The head must contain <meta charset="utf-8"> element and a
title element.
The article
The first child of article must be header. The header should
contain an h1 with the title of the document. The following element must be a
div with the role of contentinfo containing author and
affiliation information. See The contentinfo
Region Semantics for information about the semantic decoration of this element.
Any number of section elements may be listed within the article at arbitrary
depths, but each section must begin with an hx element,
indicating a numbered section in the article. If the sections require headings that exceed
h6, aria-level must be included to indicate depth.

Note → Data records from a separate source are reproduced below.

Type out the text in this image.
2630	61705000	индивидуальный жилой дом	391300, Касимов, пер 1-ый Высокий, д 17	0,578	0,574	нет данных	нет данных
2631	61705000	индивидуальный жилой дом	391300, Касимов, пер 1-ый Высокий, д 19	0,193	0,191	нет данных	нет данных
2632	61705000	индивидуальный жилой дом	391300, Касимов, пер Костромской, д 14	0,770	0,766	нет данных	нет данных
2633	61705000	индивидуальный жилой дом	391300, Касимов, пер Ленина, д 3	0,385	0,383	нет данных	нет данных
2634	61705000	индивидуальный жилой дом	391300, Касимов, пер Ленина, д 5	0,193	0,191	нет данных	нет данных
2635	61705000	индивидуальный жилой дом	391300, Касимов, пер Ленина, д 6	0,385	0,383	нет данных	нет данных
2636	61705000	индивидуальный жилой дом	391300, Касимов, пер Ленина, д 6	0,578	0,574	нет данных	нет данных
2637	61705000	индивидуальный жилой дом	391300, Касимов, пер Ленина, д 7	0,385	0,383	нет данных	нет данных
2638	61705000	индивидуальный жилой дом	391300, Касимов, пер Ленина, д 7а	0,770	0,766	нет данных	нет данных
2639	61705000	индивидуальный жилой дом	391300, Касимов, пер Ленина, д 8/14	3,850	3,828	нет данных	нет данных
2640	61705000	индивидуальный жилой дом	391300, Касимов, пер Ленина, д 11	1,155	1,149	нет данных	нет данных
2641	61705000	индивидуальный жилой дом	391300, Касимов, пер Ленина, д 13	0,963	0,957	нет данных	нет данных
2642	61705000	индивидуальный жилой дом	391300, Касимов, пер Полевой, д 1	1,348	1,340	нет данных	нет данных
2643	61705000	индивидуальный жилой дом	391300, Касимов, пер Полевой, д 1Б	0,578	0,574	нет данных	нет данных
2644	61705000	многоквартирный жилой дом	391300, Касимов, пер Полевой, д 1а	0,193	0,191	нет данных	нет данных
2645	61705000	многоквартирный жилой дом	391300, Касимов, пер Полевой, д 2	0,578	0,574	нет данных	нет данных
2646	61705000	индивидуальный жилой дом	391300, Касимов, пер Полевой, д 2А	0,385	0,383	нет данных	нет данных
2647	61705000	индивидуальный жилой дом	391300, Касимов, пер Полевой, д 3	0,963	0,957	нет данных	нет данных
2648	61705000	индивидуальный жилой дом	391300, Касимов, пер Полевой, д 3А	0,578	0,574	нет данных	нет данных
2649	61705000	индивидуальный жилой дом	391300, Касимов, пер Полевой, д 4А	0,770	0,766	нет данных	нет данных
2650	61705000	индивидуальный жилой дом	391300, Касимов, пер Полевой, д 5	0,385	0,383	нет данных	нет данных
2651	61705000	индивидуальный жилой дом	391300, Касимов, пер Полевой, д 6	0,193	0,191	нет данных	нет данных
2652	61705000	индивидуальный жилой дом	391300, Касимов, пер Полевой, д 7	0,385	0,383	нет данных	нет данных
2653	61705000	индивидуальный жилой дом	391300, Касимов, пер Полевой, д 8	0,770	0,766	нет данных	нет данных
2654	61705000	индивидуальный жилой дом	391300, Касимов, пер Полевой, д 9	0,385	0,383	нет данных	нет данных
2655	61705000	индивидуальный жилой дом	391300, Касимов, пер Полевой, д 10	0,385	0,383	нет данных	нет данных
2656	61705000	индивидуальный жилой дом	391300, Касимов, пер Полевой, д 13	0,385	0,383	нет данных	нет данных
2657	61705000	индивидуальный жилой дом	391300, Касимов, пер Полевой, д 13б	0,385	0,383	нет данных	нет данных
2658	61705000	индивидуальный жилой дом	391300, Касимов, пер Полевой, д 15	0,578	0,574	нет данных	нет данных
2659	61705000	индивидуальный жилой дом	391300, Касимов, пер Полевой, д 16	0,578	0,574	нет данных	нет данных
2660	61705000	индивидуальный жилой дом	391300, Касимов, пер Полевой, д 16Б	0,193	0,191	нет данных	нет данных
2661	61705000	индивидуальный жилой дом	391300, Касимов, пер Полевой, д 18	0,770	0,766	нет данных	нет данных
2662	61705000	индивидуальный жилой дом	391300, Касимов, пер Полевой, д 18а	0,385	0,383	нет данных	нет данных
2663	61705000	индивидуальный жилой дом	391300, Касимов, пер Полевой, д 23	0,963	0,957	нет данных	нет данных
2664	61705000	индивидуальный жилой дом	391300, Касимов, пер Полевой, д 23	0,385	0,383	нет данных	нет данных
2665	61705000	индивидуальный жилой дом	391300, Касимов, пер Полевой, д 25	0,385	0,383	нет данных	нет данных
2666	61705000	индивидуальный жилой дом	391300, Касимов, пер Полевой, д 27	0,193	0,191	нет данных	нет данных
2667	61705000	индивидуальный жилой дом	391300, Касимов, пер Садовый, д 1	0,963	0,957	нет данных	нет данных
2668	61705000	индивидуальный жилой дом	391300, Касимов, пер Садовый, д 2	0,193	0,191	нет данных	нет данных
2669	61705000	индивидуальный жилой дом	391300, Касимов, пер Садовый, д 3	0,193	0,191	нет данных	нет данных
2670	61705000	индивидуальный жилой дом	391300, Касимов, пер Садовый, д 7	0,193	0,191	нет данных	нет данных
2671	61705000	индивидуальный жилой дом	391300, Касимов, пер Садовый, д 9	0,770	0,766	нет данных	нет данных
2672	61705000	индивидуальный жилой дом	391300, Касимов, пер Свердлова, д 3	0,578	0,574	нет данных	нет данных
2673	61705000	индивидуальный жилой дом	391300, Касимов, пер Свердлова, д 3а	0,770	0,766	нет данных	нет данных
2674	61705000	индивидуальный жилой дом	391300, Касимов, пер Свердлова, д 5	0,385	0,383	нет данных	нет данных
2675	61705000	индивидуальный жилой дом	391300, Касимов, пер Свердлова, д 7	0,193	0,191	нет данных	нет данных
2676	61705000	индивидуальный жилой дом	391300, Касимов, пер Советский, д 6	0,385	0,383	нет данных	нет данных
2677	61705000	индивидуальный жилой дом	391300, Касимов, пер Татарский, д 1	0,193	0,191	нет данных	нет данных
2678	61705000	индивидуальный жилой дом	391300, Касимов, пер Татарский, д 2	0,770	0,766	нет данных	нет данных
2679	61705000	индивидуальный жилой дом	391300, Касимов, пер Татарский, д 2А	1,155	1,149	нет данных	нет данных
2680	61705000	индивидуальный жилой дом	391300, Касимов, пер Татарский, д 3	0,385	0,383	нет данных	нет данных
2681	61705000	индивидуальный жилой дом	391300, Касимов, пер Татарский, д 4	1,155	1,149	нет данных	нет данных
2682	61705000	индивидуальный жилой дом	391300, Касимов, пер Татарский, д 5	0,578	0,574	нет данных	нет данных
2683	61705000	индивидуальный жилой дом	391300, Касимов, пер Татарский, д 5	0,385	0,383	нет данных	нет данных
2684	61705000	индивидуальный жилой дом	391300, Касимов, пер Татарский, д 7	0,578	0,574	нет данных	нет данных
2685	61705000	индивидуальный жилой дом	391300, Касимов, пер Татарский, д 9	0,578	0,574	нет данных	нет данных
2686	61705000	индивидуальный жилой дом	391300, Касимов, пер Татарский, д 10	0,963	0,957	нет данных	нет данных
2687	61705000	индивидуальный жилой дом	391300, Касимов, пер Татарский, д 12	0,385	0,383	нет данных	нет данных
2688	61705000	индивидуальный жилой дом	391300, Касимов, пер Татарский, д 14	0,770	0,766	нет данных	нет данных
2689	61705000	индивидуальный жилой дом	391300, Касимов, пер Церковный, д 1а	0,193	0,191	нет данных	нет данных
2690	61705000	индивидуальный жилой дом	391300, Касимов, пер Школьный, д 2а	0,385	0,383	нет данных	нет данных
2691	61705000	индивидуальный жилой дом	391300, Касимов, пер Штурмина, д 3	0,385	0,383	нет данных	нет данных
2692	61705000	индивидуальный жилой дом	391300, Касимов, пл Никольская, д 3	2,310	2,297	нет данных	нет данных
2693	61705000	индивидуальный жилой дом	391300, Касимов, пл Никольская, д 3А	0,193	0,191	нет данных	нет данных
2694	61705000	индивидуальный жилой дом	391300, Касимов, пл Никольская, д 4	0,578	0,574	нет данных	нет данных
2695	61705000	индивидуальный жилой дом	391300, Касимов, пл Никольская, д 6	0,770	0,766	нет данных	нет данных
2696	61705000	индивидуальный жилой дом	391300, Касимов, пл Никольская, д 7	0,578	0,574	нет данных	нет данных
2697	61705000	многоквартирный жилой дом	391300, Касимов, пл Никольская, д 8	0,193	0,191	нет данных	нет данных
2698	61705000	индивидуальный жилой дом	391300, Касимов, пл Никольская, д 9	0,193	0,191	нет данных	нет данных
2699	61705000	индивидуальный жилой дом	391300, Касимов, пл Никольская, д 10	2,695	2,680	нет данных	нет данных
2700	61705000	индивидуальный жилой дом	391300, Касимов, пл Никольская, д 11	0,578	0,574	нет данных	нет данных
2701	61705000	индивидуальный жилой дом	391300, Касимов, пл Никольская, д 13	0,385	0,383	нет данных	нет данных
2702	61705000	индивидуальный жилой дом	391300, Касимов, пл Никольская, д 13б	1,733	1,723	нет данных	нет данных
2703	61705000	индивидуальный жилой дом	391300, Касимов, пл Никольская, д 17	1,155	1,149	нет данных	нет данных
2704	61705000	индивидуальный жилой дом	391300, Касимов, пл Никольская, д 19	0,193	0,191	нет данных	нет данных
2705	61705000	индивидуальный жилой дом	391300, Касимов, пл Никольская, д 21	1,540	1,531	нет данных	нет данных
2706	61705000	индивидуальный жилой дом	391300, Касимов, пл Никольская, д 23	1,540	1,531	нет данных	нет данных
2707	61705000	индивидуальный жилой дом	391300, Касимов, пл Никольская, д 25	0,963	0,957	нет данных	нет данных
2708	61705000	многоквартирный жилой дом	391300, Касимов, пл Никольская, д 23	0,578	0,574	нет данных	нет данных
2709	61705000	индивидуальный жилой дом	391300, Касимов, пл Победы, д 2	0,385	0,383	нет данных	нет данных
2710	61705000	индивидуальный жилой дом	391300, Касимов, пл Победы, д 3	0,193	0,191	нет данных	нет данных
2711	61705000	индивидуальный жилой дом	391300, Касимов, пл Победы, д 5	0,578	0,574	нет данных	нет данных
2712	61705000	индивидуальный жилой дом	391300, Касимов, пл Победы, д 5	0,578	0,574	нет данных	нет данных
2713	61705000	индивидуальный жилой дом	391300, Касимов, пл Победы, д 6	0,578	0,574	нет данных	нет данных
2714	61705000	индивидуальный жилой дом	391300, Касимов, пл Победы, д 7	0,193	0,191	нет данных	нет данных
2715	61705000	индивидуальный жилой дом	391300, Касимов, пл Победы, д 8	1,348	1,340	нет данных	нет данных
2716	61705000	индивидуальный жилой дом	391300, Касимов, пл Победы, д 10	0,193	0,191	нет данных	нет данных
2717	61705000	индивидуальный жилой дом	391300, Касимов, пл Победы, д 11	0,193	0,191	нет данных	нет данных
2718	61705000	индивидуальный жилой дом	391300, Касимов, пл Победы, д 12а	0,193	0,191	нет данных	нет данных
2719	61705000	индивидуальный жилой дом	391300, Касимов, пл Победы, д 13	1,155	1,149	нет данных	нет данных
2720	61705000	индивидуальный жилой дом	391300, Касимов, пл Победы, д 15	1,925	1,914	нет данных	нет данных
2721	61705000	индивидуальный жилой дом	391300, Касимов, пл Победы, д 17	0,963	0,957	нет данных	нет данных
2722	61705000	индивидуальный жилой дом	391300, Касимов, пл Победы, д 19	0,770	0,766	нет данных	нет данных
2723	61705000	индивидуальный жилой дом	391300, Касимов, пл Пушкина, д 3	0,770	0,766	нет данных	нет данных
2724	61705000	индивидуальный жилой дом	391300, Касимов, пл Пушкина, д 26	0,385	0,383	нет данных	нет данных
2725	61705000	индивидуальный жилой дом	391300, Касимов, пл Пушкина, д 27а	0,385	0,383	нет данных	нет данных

Each section may contain zero or more Hunk Elements and
section elements.
Hunk Elements
Hunk elements are the meaningful blocks from which sections are built. They contain text
and inline elements. There are several types of hunk elements. All
content, ranging from long paragraphs to note references and footnotes can be captured
using this specified set of elements. The method for distinguishing one from another in a
machine-readable manner is specified in Semantics Overlay.
The
blockquote,
ul,
ol,
and
dl
elements can be used as they typically would and require no special treatment.
The
aside
hunk element is used to capture portions of content that stand apart from the main flow of
content. These can be separated from the article without having impact on the reader’s
understanding of the article. A common use is text boxes in print. If the
aside contains an header heading element, that heading must be
the first element child and its numeric part must reflect its depth, making use of
aria-level according to the same rules that apply for section.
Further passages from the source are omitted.